Chronic obstructive pulmonary disease is characterized by obstruction to airflow that makes it difficult to breathe. According to the National Heart, Lung and Blood Institute, nearly 12 million adults in the U.S. have COPD while another 12 million are undiagnosed or developing COPD. COPD most often affects people 40 and over who are either current smokers or former smokers. Coughing up mucus is often the first sign of COPD. Chronic bronchitis and emphysema are common names for the disease, which is most usually caused by cigarette smoking. Breathing in other kinds of irritants, like pollution, dust, or chemicals, may also cause or contribute to COPD. Although treatment can make an affected individual more comfortable, there is no cure.
For this reason, it is significant that the advisory committee unanimously approved efficacy data supporting a ‘clinically meaningful benefit’ for a once daily dose in the long-term, maintenance treatment of airflow obstruction in COPD.
“This is a transformative year for Theravance and today's positive recommendation brings the second major respiratory medicine in our GlaxoSmithKline collaboration closer to approval and becoming an important therapeutic option for COPD patients,” Rick E Winningham, chief executive officer of Theravance, stated in a press release.
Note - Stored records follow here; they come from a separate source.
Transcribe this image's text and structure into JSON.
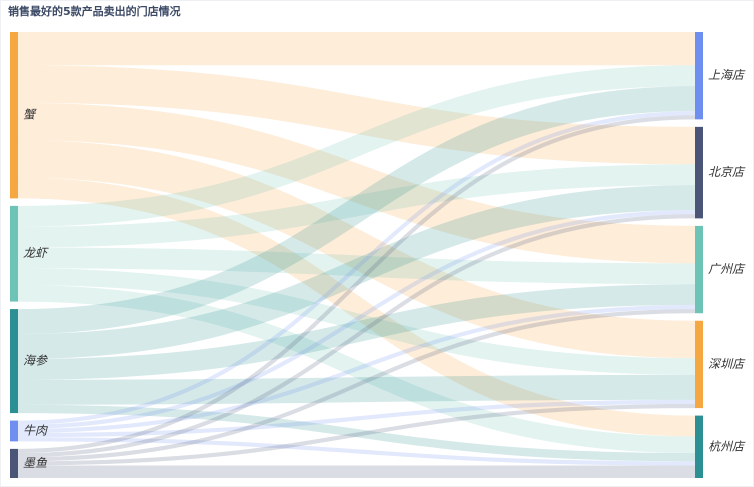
{
  "chart_data": {
    "type": "sankey",
    "title": "销售最好的5款产品卖出的门店情况",
    "nodes": [
      {
        "name": "蟹",
        "color": "#f5a742"
      },
      {
        "name": "龙虾",
        "color": "#6cc3b6"
      },
      {
        "name": "海参",
        "color": "#2b8f93"
      },
      {
        "name": "牛肉",
        "color": "#6f8ff0"
      },
      {
        "name": "墨鱼",
        "color": "#4a5578"
      },
      {
        "name": "上海店",
        "color": "#6f8ff0"
      },
      {
        "name": "北京店",
        "color": "#4a5578"
      },
      {
        "name": "广州店",
        "color": "#6cc3b6"
      },
      {
        "name": "深圳店",
        "color": "#f5a742"
      },
      {
        "name": "杭州店",
        "color": "#2b8f93"
      }
    ],
    "links": [
      {
        "source": "蟹",
        "target": "上海店",
        "value": 8
      },
      {
        "source": "蟹",
        "target": "北京店",
        "value": 9
      },
      {
        "source": "蟹",
        "target": "广州店",
        "value": 9
      },
      {
        "source": "蟹",
        "target": "深圳店",
        "value": 9
      },
      {
        "source": "蟹",
        "target": "杭州店",
        "value": 5
      },
      {
        "source": "龙虾",
        "target": "上海店",
        "value": 5
      },
      {
        "source": "龙虾",
        "target": "北京店",
        "value": 5
      },
      {
        "source": "龙虾",
        "target": "广州店",
        "value": 5
      },
      {
        "source": "龙虾",
        "target": "深圳店",
        "value": 4
      },
      {
        "source": "龙虾",
        "target": "杭州店",
        "value": 4
      },
      {
        "source": "海参",
        "target": "上海店",
        "value": 6
      },
      {
        "source": "海参",
        "target": "北京店",
        "value": 6
      },
      {
        "source": "海参",
        "target": "广州店",
        "value": 5
      },
      {
        "source": "海参",
        "target": "深圳店",
        "value": 6
      },
      {
        "source": "海参",
        "target": "杭州店",
        "value": 2
      },
      {
        "source": "牛肉",
        "target": "上海店",
        "value": 1
      },
      {
        "source": "牛肉",
        "target": "北京店",
        "value": 1
      },
      {
        "source": "牛肉",
        "target": "广州店",
        "value": 1
      },
      {
        "source": "牛肉",
        "target": "深圳店",
        "value": 1
      },
      {
        "source": "牛肉",
        "target": "杭州店",
        "value": 1
      },
      {
        "source": "墨鱼",
        "target": "上海店",
        "value": 1
      },
      {
        "source": "墨鱼",
        "target": "北京店",
        "value": 1
      },
      {
        "source": "墨鱼",
        "target": "广州店",
        "value": 1
      },
      {
        "source": "墨鱼",
        "target": "深圳店",
        "value": 1
      },
      {
        "source": "墨鱼",
        "target": "杭州店",
        "value": 3
      }
    ]
  }
}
Theravance, a San Francisco-based company, develops and commercializes small molecule medicines across a number of therapeutic areas, including respiratory disease, bacterial infections, and central nervous system pain. The company often partners with other pharmaceutical companies in its pursuit of drug discovery.
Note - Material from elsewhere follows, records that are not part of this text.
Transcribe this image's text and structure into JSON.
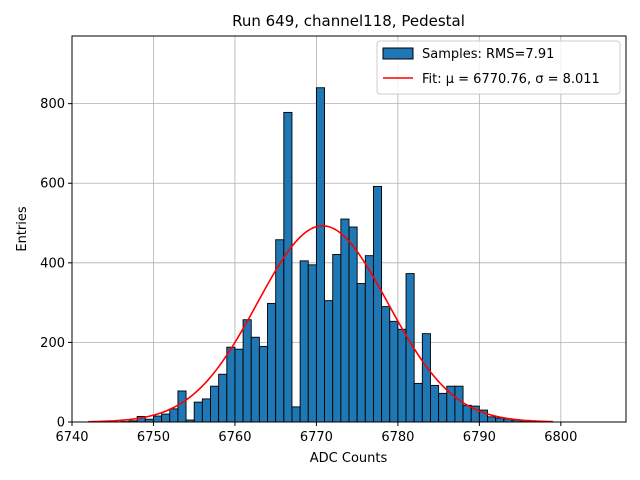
{
  "chart_data": {
    "type": "histogram",
    "title": "Run 649, channel118, Pedestal",
    "xlabel": "ADC Counts",
    "ylabel": "Entries",
    "xlim": [
      6740,
      6808
    ],
    "ylim": [
      0,
      970
    ],
    "xticks": [
      6740,
      6750,
      6760,
      6770,
      6780,
      6790,
      6800
    ],
    "yticks": [
      0,
      200,
      400,
      600,
      800
    ],
    "grid": true,
    "legend_position": "top-right",
    "bar_color": "#1f77b4",
    "fit_color": "#ff0000",
    "bins": {
      "start": 6742,
      "width": 1,
      "counts": [
        0,
        0,
        0,
        0,
        1,
        3,
        14,
        7,
        15,
        20,
        33,
        78,
        5,
        50,
        58,
        90,
        120,
        188,
        183,
        257,
        213,
        190,
        298,
        458,
        778,
        38,
        405,
        395,
        840,
        305,
        421,
        510,
        490,
        348,
        418,
        592,
        290,
        253,
        233,
        373,
        97,
        222,
        92,
        72,
        90,
        90,
        42,
        40,
        30,
        13,
        10,
        8,
        5,
        3,
        2,
        1,
        1,
        0,
        0,
        0,
        0,
        0,
        0
      ]
    },
    "series": [
      {
        "name": "Samples: RMS=7.91",
        "kind": "bars"
      },
      {
        "name": "Fit: μ = 6770.76, σ = 8.011",
        "kind": "gaussian",
        "mu": 6770.76,
        "sigma": 8.011,
        "amplitude": 493,
        "x_range": [
          6742,
          6799
        ]
      }
    ]
  }
}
Anoro is an investigational medicine and is not proposed for the relief of acute bronchospasm or for the treatment of asthma in any of the regulatory applications. The clinical development program has involved over 6,000 COPD patients. The most frequently reported side effects of the medication during clinical trials were headache, nasopharyngitis, cough, upper respiratory tract infection, and back pain. COPD exacerbation was the most common serious adverse event reported. Anoro has not yet been approved anywhere in the world, though it is currently under review in Europe and Japan as well as the U.S. The companies aim for FDA approval by Dec. 18 of this year.
Based in the United Kingdom, GlaxoSmithKline focuses on pharmaceuticals, vaccines, and consumer healthcare. The company has a global reach with offices in more than 115 countries. Anoro Ellipta is one of several assets in the company’s respiratory development portfolio, which also includes two other products developed in collaboration with Theravance.